Ethnic and ethic are easily confused words.
The spell-check application of most word processing software programs would not catch a slip-up of these two words. Spell-check is looking for words that aren’t in its dictionary, and words that resemble words in its dictionary, but are possibly spelled wrong. Spell-check isn’t perfect. It doesn’t know and can’t guess what word you wanted, or what word you meant, it can only judge the words on the page. If you used words that are all spelled correctly, it gives you a pass anyway.
Autocorrect suggests words that start with the same letters. It’s suggesting what word you may want to save time, but quite often, its suggestions are pretty off base. They don’t help you out, but they do make you laugh.
Ethnic (pronounced “eth-nihck”) is an adjective. It describes the different peoples or tribes that are reflected in a person’s DNA and the characteristics of their physical appearance.
Combinations of hair color, eye color, skin color, hair texture, skin characteristics reflect all the people that led to each person alive today. As people around the world have become more mobile and sought better economic opportunities, there’s been more blending and mixing among different ethnicities than when people had to travel on foot.
- In the phrase, “ethnic cleansing,” one group seeks to eliminate another group from a territory or country; this can include deportation, torture, and genocide. Examples of this in recent history happened in 1995 in Rwanda, and in the 1990s in Bosnia (a province in the former Yugoslavia.) Check out the link to learn more.

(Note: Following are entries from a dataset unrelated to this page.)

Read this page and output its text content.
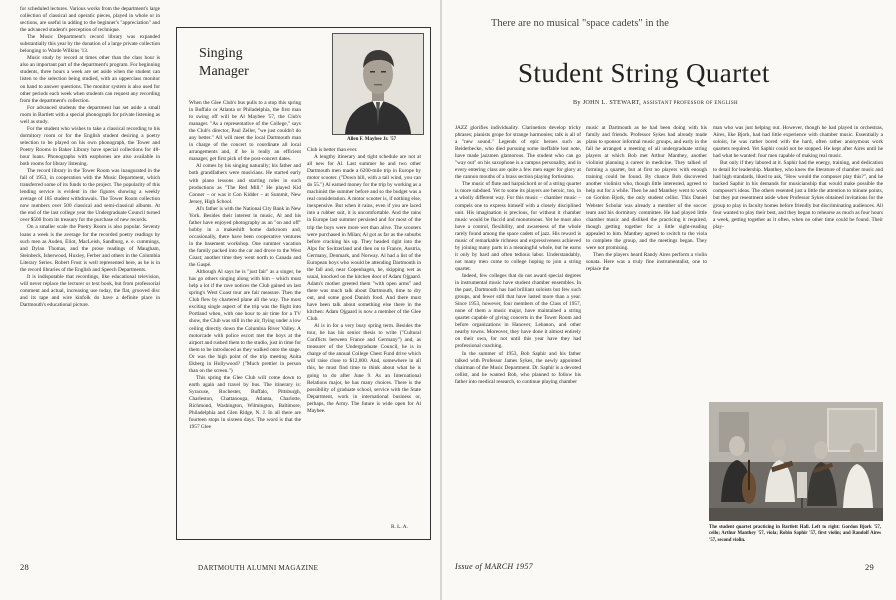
for scheduled lectures. Various works from the department's large collection of classical and operatic pieces, played in whole or in sections, are useful in adding to the beginner's "appreciation" and the advanced student's perception of technique.

The Music Department's record library was expanded substantially this year by the donation of a large private collection belonging to Warde Wilkins '13.

Music study by record at times other than the class hour is also an important part of the department's program. For beginning students, three hours a week are set aside when the student can listen to the selection being studied, with an upperclass monitor on hand to answer questions. The monitor system is also used for other periods each week when students can request any recording from the department's collection.

For advanced students the department has set aside a small room in Bartlett with a special phonograph for private listening as well as study.

For the student who wishes to take a classical recording to his dormitory room or for the English student desiring a poetry selection to be played on his own phonograph, the Tower and Poetry Rooms in Baker Library have special collections for 48-hour loans. Phonographs with earphones are also available in both rooms for library listening.

The record library in the Tower Room was inaugurated in the fall of 1953, in cooperation with the Music Department, which transferred some of its funds to the project. The popularity of this lending service is evident in the figures showing a weekly average of 185 student withdrawals. The Tower Room collection now numbers over 500 classical and semi-classical albums. At the end of the last college year the Undergraduate Council turned over $500 from its treasury for the purchase of new records.

On a smaller scale the Poetry Room is also popular. Seventy loans a week is the average for the recorded poetry readings by such men as Auden, Eliot, MacLeish, Sandburg, e. e. cummings, and Dylan Thomas, and the prose readings of Maugham, Steinbeck, Isherwood, Huxley, Ferber and others in the Columbia Literary Series. Robert Frost is well represented here, as he is in the record libraries of the English and Speech Departments.

It is indisputable that recordings, like educational television, will never replace the lecturer or text book, but from professorial comment and actual, increasing use today, the flat, grooved disc and its tape and wire kinfolk do have a definite place in Dartmouth's educational picture.

Singing
Manager
Allen F. Maybee Jr. '57

When the Glee Club's bus pulls to a stop this spring in Buffalo or Atlanta or Philadelphia, the first man to swing off will be Al Maybee '57, the Club's manager. "As a representative of the College," says the Club's director, Paul Zeller, "we just couldn't do any better." All will meet the local Dartmouth man in charge of the concert to coordinate all local arrangements and, if he is really an efficient manager, get first pick of the post-concert dates.

Al comes by his singing naturally; his father and both grandfathers were musicians. He started early with piano lessons and starring roles in such productions as "The Red Mill." He played Kid Conner – or was it Con Kidder – at Summit, New Jersey, High School.

Al's father is with the National City Bank in New York. Besides their interest in music, Al and his father have enjoyed photography as an "on and off" hobby in a makeshift home darkroom and, occasionally, there have been cooperative ventures in the basement workshop. One summer vacation the family packed into the car and drove to the West Coast; another time they went north to Canada and the Gaspé.

Although Al says he is "just fair" as a singer, he has go others singing along with him – which must help a lot if the rave notices the Club gained on last spring's West Coast tour are fair measure. Then the Club flew by chartered plane all the way. The most exciting single aspect of the trip was the flight into Portland when, with one hour to air time for a TV show, the Club was still in the air, flying under a low ceiling directly down the Columbia River Valley. A motorcade with police escort met the boys at the airport and rushed them to the studio, just in time for them to be introduced as they walked onto the stage. Or was the high point of the trip meeting Anita Ekberg in Hollywood? ("Much prettier in person than on the screen.")

This spring the Glee Club will come down to earth again and travel by bus. The itinerary is: Syracuse, Rochester, Buffalo, Pittsburgh, Charleston, Chattanooga, Atlanta, Charlotte, Richmond, Washington, Wilmington, Baltimore, Philadelphia and Glen Ridge, N. J. In all there are fourteen stops in sixteen days. The word is that the 1957 Glee

Club is better than ever.

A lengthy itinerary and tight schedule are not at all new for Al. Last summer he and two other Dartmouth men made a 6200-mile trip in Europe by motor scooter. ("Down hill, with a tail wind, you can do 55.") Al earned money for the trip by working as a machinist the summer before and so the budget was a real consideration. A motor scooter is, if nothing else, inexpensive. But when it rains, even if you are laced into a rubber suit, it is uncomfortable. And the rains in Europe last summer persisted and for most of the trip the boys were more wet than alive. The scooters were purchased in Milan; Al got as far as the suburbs before cracking his up. They headed right into the Alps for Switzerland and then on to France, Austria, Germany, Denmark, and Norway. Al had a list of the European boys who would be attending Dartmouth in the fall and, near Copenhagen, he, skipping wet as usual, knocked on the kitchen door of Adam Ojgaard. Adam's mother greeted them "with open arms" and there was much talk about Dartmouth, time to dry out, and some good Danish food. And there must have been talk about something else there in the kitchen: Adam Ojgaard is now a member of the Glee Club.

Al is in for a very busy spring term. Besides the tour, he has his senior thesis to write ("Cultural Conflicts between France and Germany") and, as treasurer of the Undergraduate Council, he is in charge of the annual College Chest Fund drive which will raise close to $12,000. And, somewhere in all this, he must find time to think about what he is going to do after June 9. As an International Relations major, he has many choices. There is the possibility of graduate school, service with the State Department, work in international business or, perhaps, the Army. The future is wide open for Al Maybee.

R. L. A.
28	DARTMOUTH ALUMNI MAGAZINE
There are no musical "space cadets" in the
Student String Quartet
By JOHN L. STEWART, ASSISTANT PROFESSOR OF ENGLISH

JAZZ glorifies individuality. Clarinetists develop tricky phrases; pianists grope for strange harmonies; talk is all of a "new sound." Legends of epic heroes such as Beiderbecke, who died pursuing some ineffable lost note, have made jazzmen glamorous. The student who can go "way out" on his saxophone is a campus personality, and in every entering class are quite a few men eager for glory at the cannon mouths of a brass section playing fortissimo.

The music of flute and harpsichord or of a string quartet is more subdued. Yet to some its players are heroic, too, in a wholly different way. For this music – chamber music – compels one to express himself with a closely disciplined unit. His imagination is precious, for without it chamber music would be flaccid and monotonous. Yet he must also have a control, flexibility, and awareness of the whole rarely found among the space cadets of jazz. His reward is music of remarkable richness and expressiveness achieved by joining many parts in a meaningful whole, but he earns it only by hard and often tedious labor. Understandably, not many men come to college hoping to join a string quartet.

Indeed, few colleges that do not award special degrees in instrumental music have student chamber ensembles. In the past, Dartmouth has had brilliant soloists but few such groups, and fewer still that have lasted more than a year. Since 1953, however, four members of the Class of 1957, none of them a music major, have maintained a string quartet capable of giving concerts in the Tower Room and before organizations in Hanover, Lebanon, and other nearby towns. Moreover, they have done it almost entirely on their own, for not until this year have they had professional coaching.

In the summer of 1953, Bob Saphir and his father talked with Professor James Sykes, the newly appointed chairman of the Music Department. Dr. Saphir is a devoted cellist, and he wanted Bob, who planned to follow his father into medical research, to continue playing chamber

music at Dartmouth as he had been doing with his family and friends. Professor Sykes had already made plans to sponsor informal music groups, and early in the fall he arranged a meeting of all undergraduate string players at which Bob met Arthur Manthey, another violinist planning a career in medicine. They talked of forming a quartet, but at first no players with enough training could be found. By chance Bob discovered another violinist who, though little interested, agreed to help out for a while. Then he and Manthey went to work on Gordon Bjork, the only student cellist. This Daniel Webster Scholar was already a member of the soccer team and his dormitory committee. He had played little chamber music and disliked the practicing it required, though getting together for a little sight-reading appealed to him. Manthey agreed to switch to the viola to complete the group, and the meetings began. They were not promising.

Then the players heard Randy Aires perform a violin sonata. Here was a truly fine instrumentalist, one to replace the

man who was just helping out. However, though he had played in orchestras, Aires, like Bjork, had had little experience with chamber music. Essentially a soloist, he was rather bored with the hard, often rather anonymous work quartets required. Yet Saphir could not be stopped. He kept after Aires until he had what he wanted: four men capable of making real music.

But only if they labored at it. Saphir had the energy, training, and dedication to detail for leadership. Manthey, who knew the literature of chamber music and had high standards, liked to ask, "How would the composer play this?", and he backed Saphir in his demands for musicianship that would make possible the composer's ideas. The others resented just a little the attention to minute points, but they put resentment aside when Professor Sykes obtained invitations for the group to play in faculty homes before friendly but discriminating audiences. All four wanted to play their best, and they began to rehearse as much as four hours a week, getting together as it often, when no other time could be found. Their play-

The student quartet practicing in Bartlett Hall. Left to right: Gordon Bjork '57, cello; Arthur Manthey '57, viola; Robin Saphir '57, first violin; and Randolf Aires '57, second violin.
Issue of MARCH 1957	29
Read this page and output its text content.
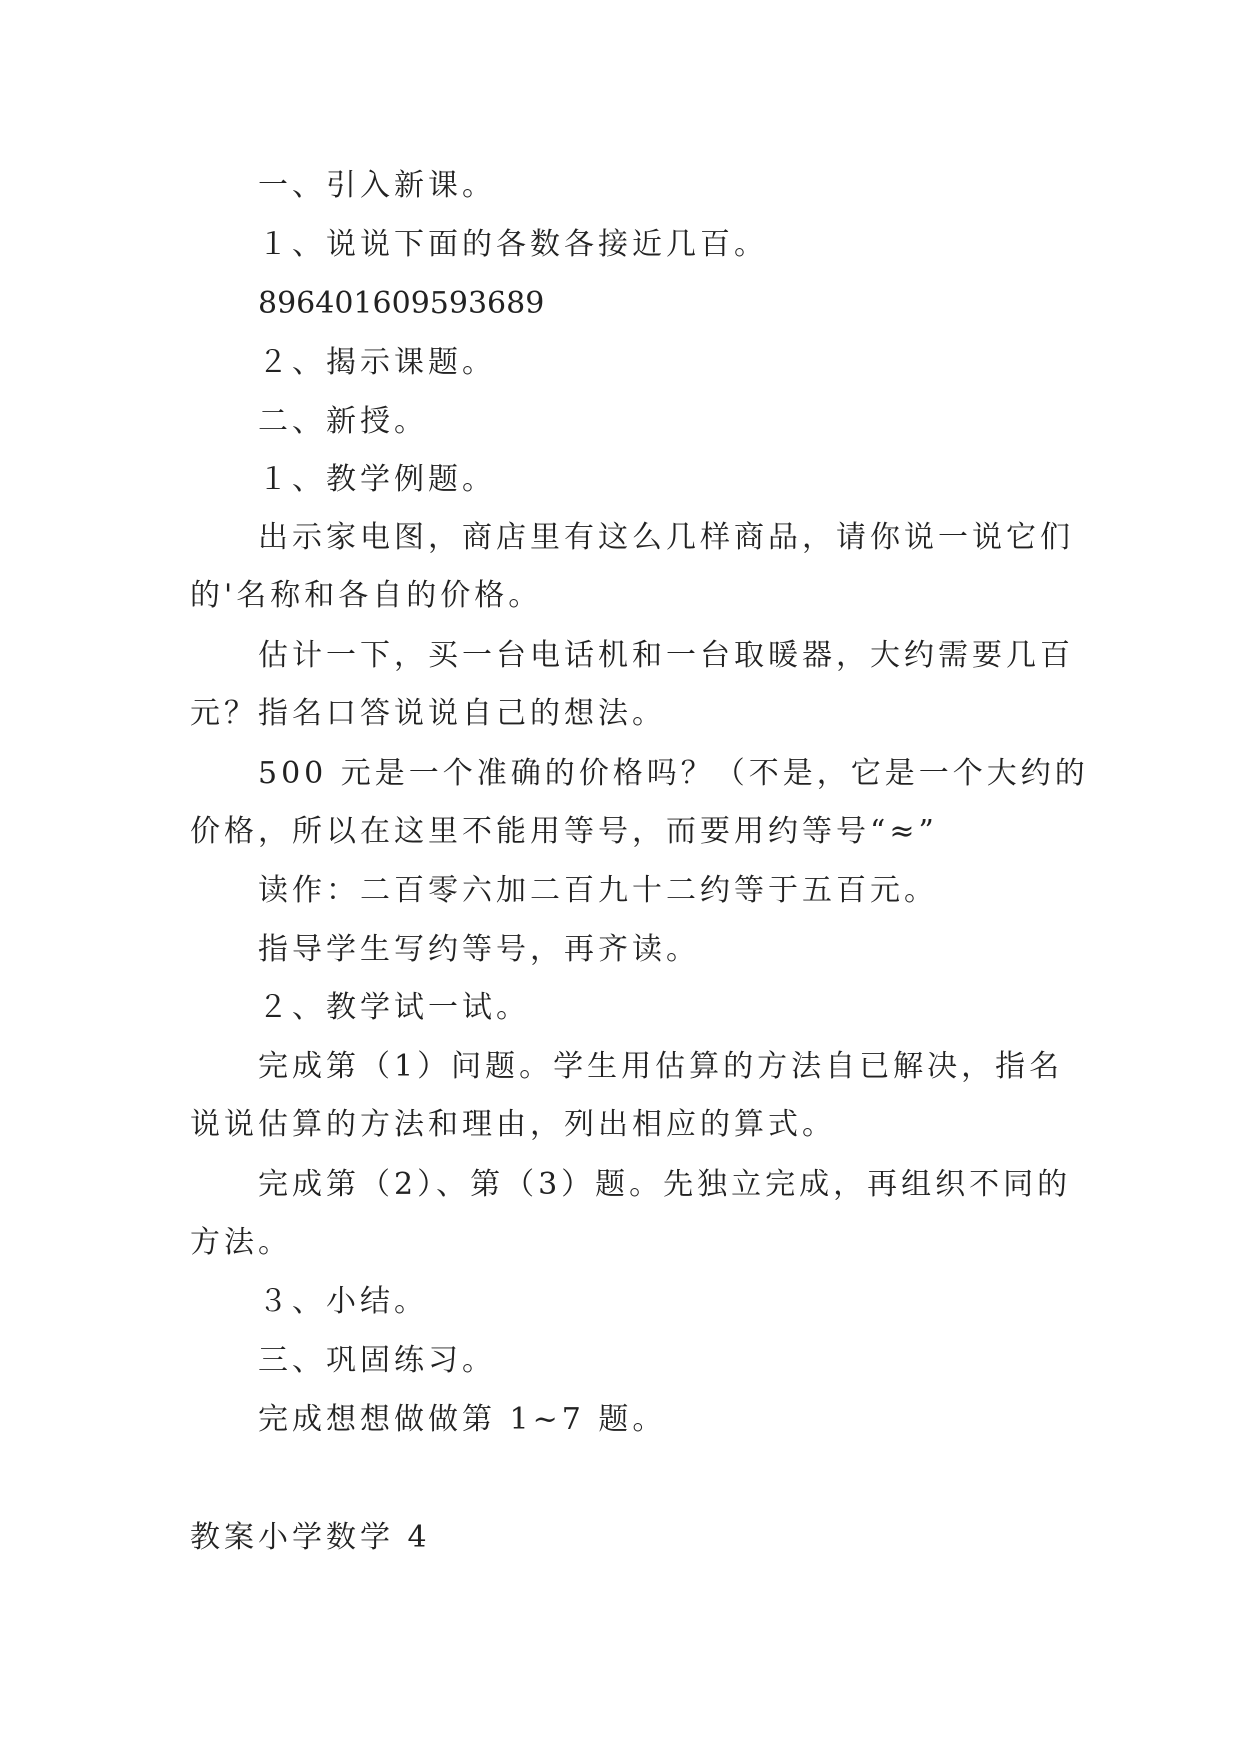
一、引入新课。
１、说说下面的各数各接近几百。
896401609593689
２、揭示课题。
二、新授。
１、教学例题。
出示家电图，商店里有这么几样商品，请你说一说它们
的'名称和各自的价格。
估计一下，买一台电话机和一台取暖器，大约需要几百
元？指名口答说说自己的想法。
500 元是一个准确的价格吗？（不是，它是一个大约的
价格，所以在这里不能用等号，而要用约等号“≈”
读作：二百零六加二百九十二约等于五百元。
指导学生写约等号，再齐读。
２、教学试一试。
完成第（1）问题。学生用估算的方法自已解决，指名
说说估算的方法和理由，列出相应的算式。
完成第（2）、第（3）题。先独立完成，再组织不同的
方法。
３、小结。
三、巩固练习。
完成想想做做第 1~7 题。
教案小学数学 4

Ethic (pronounced “eth-ick’) is a noun. It means a standard for behavior, business practices, medical care, or another action.
- The plural form, “ethics” is a set of these standards. While each person likely has a personal set of ethics, a business or trade has a set of standards that were discussed by a board or other governing body, and collectively agreed upon.
- The phrase “work ethic” means possessing the focus and discipline to execute quality workmanship, working steadily during one’s shift, and holding oneself accountable for meeting high productivity and quality standards. In short, a person with a good work ethic doesn’t waste the company’s time or money with their efforts, and they earn their paycheck.
The following story uses both words correctly:
Ethel was eager to go to a job fair in her community. Some were conducting informal interviews, so she signed up for one. She sat down to chat with a representative at a new small business in town. “What makes you want to work for our company?” the representative asked. “I’m very curious about your industry, it’s experiencing tremendous growth lately. I am eager to get started somewhere, I have a high work ethic.”
“Well tell me a little more about yourself. Where are you from? What’s your ethnic background?”
Ethel’s face fell. “I don’t think that’s an appropriate question for a job interview. I could tell you about my work experience and education. But I’m too uncomfortable to continue here. I really think it’s best I move on to other appointments right now.” She got up and left. What choice did she have? If they didn’t know the rules for interviews, what else didn’t they know? What else might they expect their employees wouldn’t know either, expect them to just play along regardless?